Matamoros is by far a much more literate and cultured city.

Anonymous said...

I think that land is worth 2.3 million.

Anonymous said...

Can't believe it will disappear. Lots of color ads in there. Money to be made. "Valley"edition coming?

Anonymous said...

Poor Don Pedro. Where will he go now? "And Out He Went!"

Anonymous said...

Almost anything with Brownsville in the name dies. Examples include The Bank of Brownsville, Brownsville Medical Center and University of Texas at Brownsville. Business lesson, don't use Brownsville in your name if you want to survive.

Anonymous said...

Good riddance. Gossip is about all that was found within it's pages. Worthless, useless, and uneducated crap.

Anonymous said...

So the Herald made all those people homeless?

Anonymous said...

Don't worry, there will be only one valley wide paper in the not too distant future, and Brownsville will be relegated to section 2 or 3 behind McAllen and Harlingen for those cities and the paper is run by a bunch of 'white bread'.

Anonymous said...

This is a hopeless backward place filled with Nacos and rich Mexicans fleeing from the vultures south of the river.

The few locals that got an education got their heads filled with La Raza bullshit from the ivory tower.

Stir all of these folks into one pot, and throw in a full slate of crooked politicians and public employees and what do you have?

A town without a newspaper for starters.

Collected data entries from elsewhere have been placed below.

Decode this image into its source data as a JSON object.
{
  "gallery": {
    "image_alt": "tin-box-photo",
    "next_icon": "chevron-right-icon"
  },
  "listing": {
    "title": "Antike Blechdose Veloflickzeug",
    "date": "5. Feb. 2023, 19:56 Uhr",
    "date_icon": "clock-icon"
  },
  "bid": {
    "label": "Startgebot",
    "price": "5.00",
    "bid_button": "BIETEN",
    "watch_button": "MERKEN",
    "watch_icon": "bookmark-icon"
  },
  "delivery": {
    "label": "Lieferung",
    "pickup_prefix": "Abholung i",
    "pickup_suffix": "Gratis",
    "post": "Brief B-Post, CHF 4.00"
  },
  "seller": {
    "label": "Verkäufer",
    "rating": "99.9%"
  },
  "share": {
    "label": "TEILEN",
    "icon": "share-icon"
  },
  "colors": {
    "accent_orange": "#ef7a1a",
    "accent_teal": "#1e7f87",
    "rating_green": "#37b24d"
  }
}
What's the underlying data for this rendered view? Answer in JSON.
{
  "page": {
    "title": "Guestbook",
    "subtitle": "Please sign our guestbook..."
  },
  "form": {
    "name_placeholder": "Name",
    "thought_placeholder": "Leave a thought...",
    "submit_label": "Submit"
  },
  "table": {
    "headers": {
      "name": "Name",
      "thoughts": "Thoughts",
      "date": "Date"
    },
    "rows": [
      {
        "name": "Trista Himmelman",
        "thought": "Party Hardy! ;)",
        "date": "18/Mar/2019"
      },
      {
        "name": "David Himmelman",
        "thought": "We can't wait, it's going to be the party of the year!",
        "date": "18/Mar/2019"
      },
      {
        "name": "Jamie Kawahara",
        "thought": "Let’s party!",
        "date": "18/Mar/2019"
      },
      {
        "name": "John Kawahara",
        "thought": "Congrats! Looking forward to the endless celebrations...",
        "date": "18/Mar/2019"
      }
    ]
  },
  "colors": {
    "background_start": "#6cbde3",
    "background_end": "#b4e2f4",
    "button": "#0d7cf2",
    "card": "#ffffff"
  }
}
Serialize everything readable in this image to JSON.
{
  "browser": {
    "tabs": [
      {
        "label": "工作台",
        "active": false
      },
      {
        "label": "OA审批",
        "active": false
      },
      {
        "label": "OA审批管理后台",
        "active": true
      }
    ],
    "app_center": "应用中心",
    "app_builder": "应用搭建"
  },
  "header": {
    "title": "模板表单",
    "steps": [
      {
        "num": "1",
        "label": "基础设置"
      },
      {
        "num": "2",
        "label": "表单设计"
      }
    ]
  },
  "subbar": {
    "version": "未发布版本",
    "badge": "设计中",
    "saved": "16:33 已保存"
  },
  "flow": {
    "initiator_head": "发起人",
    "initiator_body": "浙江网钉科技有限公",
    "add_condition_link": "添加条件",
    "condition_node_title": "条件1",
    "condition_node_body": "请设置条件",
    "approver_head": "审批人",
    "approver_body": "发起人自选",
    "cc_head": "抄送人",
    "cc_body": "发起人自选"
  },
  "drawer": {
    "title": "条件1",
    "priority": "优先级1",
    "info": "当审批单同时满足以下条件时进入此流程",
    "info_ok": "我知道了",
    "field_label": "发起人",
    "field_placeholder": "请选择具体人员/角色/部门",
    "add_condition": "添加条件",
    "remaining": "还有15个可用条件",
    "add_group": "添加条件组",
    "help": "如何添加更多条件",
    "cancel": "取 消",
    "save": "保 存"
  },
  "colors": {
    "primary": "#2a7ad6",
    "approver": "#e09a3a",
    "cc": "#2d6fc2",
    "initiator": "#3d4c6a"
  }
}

A certain sign of social decay.

Anonymous said...

Run by "White bread"? Maybe that is why those papers are successful. browntown is a miserable shit stain full of corrupt uneducated Mexicans. Racist comment? Maybe. A racist comment supported by fact and statistics. Please tell me when the last time an Anglo (white person) for those educated by bisd, was charged with corruption in browntown? All the intelligent "bolillos" left your backward ass city years ago. You are an embarrassment to this country.

Anonymous said...

Don Pedro will be deported. Echo un Tacón. (And out he went)

Anonymous said...

I stopped receiving the herald 5 years ago. There was never any news. It was all about advertisements. It just wasn't worth it. How sad......

Anonymous said...

Are you kidding $500,000 for that property. The Mayor will pay at least 5 million. Hell he paid 2 1/2 for for Casa del nylon.